Он вызывает также порой глухую, гнетущую тревогу. Критиков тоже смущает смех толпы. Почти все, даже самые безжалостные по отношению к «отвергнутым», в своих заметках выступают против «этого идиотского зубоскальства, претендующего на то, чтобы заменить разумные доводы». Один из них признается, что, выходя из «Салона отвергнутых», вовсе не смеялся, но был «серьезен, взволнован и смущен».
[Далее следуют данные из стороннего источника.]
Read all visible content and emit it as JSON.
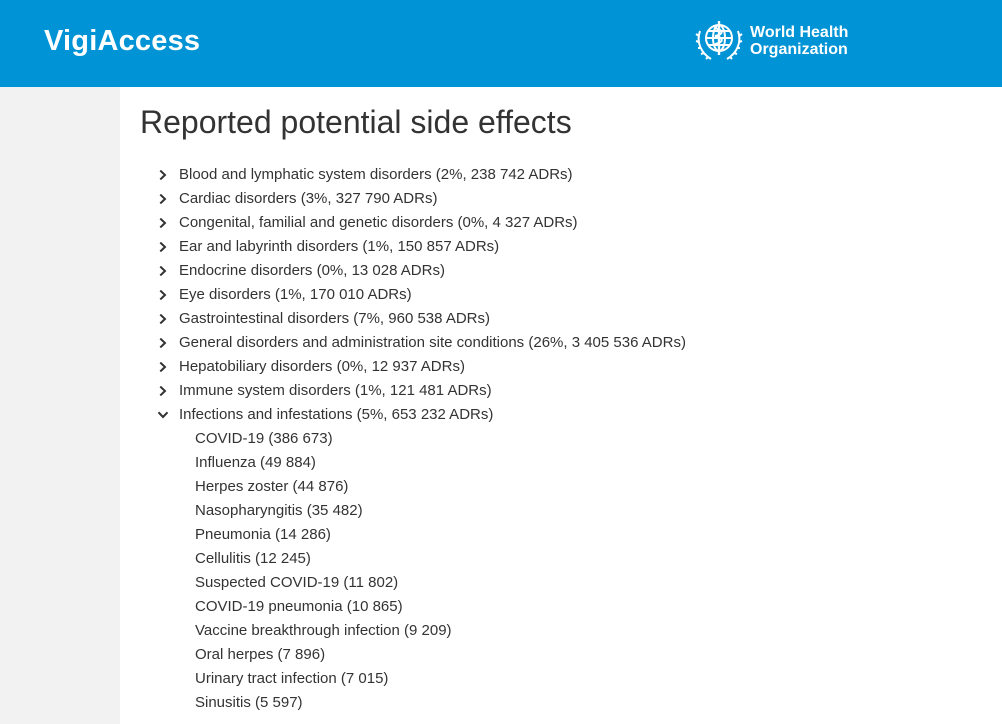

Да и как не быть смущенным. Разумеется, то, что «Завтрак» был повешен среди этих проклятых холстов, с особой силой и очевидностью выявило его сущность, чего, возможно, и не случилось бы, будь он попросту допущен в Салон. Обрушившиеся на него оскорбления лишь подчеркивают его бесконечное и глубочайшее своеобразие. Чреватое революцией, последствия которой предвидеть невозможно, произведение Мане становится в «Салоне отвергнутых» угрожающим и опасным. Оставляя в стороне все то, что не относится к собственно живописи, оно со спокойной уверенностью утверждает живопись в ее абсолютном проявлении. Эта живопись вытеснила человека. Последний привлек художника не потому, что он человек, но потому, что он форма – такая же, как глиняный кувшин или гроздь винограда. Для посетителей композиция «Завтрака» смешна, тут двух мнений быть не может! Отчего эти персонажи размещены именно так? Один из мужчин что-то говорит, но его же никто не слушает. Другой глядит, но ничего не видит, будто погрузился в мечты. Нагая женщина – для нее позировала Викторина – смотрит на зрителя взором «сомнамбулы». Есть ли у этих персонажей прошлое, будущее? Их подобие человеческим формам вызывает какое-то подозрение; воссозданные живописью фигуры принадлежат какому-то иному миру. И кто знает, быть может, человек 1863 года реагировал на все это так бурно только потому, что он подсознательно чувствовал уколы неясного и тревожного ощущения, словно его чего-то незаконно лишают.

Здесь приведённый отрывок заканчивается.